Verkehrspolitik: Sozialer Klimaschutz trifft Betonpolitik

Einerseits sozial ausgewogene Kaufanreize für E-Autos, andererseits neue Milliarden für den Straßenneubau und Willen für das Aus des Verbrenner-Aus – die Verkehrspolitik der Bundesregierung bleibt widersprüchlich.
10.10.2025 – Es gibt sie, die positive Erkenntnis aus Koalitionsausschuss und Automobildialog für Klimaschutz Belange. Gezielte Kaufanreize für E-Autos für Haushalte mit niedrigen und mittleren Einkommen sollen kommen. Ein entsprechendes Förderprogramm soll bis 2029 rund 3 Milliarden Euro betragen und aus dem deutschen Klimatransformationsfonds (KTF) und dem EU-Klimasozialfonds gestemmt werden. Das ist einer der Beschlüsse des Koalitionsausschusses nach einer Marathonsitzung in der Nacht von Mittwoch auf Donnerstag. Beim anschließenden Automobildialog – auch Autogipfel genannt – einigte sich die Bundesregierung auch mit der Automobilindustrie darauf.
Damit folgt die Bundesregierung Empfehlungen der EU-Kommission über den Klimasozialfonds entsprechende „Social Leasing“ Programme zu fördern. Der Klimasozialfonds soll sich vor allem aus Einnahmen des ab 2027 geltenden ETS II speisen – dem neuen Emissionshandel für Gebäude und Verkehr auf EU-Ebene – und inklusive nationaler Beiträge ein Volumen von bis 115 Milliarden Euro betragen.
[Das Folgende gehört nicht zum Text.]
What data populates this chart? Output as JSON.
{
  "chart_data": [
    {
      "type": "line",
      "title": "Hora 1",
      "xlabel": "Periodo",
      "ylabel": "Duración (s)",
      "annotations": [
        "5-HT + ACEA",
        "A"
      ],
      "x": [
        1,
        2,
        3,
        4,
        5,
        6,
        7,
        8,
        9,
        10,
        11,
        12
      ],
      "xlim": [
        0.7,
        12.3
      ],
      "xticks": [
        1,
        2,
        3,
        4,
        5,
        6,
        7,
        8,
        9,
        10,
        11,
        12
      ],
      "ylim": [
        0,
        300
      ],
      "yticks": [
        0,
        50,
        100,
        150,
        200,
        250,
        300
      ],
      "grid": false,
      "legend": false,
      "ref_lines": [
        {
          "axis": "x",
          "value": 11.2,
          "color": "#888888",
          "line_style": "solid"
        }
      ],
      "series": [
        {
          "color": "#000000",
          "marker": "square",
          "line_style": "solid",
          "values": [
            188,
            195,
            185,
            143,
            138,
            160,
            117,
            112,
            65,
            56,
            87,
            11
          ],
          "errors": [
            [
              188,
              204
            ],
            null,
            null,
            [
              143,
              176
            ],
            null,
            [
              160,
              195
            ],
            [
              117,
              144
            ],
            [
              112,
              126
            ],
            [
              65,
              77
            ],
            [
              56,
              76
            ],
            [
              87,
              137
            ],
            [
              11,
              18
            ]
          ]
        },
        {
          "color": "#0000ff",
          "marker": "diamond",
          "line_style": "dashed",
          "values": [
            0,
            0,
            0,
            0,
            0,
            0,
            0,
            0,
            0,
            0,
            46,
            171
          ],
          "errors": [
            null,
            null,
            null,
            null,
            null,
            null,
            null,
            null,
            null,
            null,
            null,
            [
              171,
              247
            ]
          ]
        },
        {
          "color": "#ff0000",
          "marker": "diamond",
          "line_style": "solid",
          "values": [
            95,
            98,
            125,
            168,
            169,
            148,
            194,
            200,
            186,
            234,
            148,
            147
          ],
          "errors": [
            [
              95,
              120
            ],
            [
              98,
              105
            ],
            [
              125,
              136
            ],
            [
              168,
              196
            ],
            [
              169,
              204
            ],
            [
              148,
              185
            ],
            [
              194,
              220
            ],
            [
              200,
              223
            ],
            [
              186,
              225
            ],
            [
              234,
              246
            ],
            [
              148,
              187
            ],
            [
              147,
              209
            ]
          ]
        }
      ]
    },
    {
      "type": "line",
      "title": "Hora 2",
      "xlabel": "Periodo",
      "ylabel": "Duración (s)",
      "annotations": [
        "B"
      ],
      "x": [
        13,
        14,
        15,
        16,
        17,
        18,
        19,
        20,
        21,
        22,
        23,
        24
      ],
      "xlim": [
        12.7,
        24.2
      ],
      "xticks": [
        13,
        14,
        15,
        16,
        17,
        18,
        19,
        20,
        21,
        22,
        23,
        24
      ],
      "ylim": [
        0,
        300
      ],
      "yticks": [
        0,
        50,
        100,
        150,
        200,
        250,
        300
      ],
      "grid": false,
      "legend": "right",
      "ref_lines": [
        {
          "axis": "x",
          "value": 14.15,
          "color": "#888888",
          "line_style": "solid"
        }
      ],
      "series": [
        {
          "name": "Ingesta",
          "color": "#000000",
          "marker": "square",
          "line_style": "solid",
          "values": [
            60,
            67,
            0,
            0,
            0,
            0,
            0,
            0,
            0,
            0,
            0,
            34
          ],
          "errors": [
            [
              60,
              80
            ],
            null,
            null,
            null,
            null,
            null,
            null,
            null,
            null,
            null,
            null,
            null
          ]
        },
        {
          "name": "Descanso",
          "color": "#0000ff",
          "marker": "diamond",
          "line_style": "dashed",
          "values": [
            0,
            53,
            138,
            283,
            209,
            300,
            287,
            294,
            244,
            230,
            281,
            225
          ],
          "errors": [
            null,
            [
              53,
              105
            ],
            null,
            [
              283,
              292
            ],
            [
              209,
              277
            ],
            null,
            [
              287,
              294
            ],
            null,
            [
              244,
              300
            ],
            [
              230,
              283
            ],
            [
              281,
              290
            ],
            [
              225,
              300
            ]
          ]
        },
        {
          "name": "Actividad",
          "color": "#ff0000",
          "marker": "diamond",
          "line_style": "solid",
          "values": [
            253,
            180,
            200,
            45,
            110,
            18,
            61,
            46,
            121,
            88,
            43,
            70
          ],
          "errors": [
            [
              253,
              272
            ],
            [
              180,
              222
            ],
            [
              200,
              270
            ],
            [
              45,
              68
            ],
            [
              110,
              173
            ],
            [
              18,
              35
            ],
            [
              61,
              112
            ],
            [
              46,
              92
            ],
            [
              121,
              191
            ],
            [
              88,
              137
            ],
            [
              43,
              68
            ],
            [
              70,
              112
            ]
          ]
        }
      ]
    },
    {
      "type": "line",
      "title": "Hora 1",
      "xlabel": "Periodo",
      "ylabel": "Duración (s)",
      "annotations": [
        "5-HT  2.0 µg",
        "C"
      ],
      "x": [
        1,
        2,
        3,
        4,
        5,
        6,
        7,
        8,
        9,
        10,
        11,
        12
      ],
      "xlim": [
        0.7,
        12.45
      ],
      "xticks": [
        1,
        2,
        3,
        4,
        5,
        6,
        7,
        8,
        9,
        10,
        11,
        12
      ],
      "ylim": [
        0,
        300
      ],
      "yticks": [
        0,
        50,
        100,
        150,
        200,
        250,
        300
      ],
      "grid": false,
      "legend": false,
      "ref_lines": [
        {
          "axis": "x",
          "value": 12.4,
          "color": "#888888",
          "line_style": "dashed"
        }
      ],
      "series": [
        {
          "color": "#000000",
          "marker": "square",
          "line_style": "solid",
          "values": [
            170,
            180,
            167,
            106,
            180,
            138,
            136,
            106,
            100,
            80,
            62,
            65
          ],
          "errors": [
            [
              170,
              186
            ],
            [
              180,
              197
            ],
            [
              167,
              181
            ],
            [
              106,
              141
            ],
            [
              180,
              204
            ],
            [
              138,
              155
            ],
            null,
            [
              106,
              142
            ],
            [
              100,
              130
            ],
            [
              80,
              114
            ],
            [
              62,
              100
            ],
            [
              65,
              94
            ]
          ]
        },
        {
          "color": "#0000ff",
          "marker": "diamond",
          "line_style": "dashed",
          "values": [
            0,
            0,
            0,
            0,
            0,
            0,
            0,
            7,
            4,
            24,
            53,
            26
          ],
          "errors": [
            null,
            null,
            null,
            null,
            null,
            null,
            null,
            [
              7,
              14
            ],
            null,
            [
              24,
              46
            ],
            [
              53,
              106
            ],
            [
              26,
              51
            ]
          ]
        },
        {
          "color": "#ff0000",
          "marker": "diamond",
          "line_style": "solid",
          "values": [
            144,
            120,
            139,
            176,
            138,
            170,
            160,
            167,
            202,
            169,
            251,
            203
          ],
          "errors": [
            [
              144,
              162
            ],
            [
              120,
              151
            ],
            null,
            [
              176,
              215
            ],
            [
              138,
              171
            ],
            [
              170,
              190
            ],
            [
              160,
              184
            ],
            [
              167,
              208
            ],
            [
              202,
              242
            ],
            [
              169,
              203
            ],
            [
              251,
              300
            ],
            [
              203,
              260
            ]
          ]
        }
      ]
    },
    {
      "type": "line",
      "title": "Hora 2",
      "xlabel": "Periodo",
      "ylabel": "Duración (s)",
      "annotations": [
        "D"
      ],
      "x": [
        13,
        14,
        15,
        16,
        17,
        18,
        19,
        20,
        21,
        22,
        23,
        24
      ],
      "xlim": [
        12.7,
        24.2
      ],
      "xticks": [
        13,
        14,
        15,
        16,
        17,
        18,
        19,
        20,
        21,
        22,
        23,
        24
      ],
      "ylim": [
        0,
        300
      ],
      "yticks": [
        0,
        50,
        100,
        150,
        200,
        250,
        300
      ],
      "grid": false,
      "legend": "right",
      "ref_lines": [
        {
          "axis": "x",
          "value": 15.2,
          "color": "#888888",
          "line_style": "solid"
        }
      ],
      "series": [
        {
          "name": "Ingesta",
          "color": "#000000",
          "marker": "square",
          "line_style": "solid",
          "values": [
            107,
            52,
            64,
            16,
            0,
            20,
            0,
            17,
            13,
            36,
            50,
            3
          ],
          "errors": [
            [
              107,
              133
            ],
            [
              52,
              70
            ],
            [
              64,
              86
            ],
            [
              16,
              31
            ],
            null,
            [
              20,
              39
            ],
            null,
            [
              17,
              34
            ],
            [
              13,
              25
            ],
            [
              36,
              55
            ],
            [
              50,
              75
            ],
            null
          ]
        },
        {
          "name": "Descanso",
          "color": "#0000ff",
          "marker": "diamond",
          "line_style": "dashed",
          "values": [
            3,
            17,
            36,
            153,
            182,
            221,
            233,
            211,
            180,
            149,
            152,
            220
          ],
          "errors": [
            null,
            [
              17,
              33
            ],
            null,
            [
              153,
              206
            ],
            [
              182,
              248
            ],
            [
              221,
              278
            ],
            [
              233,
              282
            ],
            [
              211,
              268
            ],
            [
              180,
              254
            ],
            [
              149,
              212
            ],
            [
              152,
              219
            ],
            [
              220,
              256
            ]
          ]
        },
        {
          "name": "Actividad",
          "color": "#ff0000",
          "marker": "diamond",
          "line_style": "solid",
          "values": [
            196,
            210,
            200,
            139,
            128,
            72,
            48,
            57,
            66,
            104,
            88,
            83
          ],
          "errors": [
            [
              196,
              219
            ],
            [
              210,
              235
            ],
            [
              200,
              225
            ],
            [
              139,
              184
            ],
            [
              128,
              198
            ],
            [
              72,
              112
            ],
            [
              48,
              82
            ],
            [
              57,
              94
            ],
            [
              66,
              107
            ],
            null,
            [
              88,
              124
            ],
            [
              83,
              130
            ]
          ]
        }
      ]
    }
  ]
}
Frankreich fährt bereits seit 2024 ein Social-Leasing Programm, das eine starke Nachfrage verzeichnet. So wurden E-Autos mit Leasinggebühren von rund 100 Euro pro Monat offeriert, was 90.000 Anmeldungen zu dem Programm innerhalb von sechs Wochen nach sich zog, wie die NGO Transport & Environment (T&E) in einer Analyse schreibt. In derselben Analyse kommt T&E zu der Prognose, dass allein in den fünf größten EU-Ländern bis 2032 etwa 3 Millionen Haushalte von Social Leasing profitieren könnten.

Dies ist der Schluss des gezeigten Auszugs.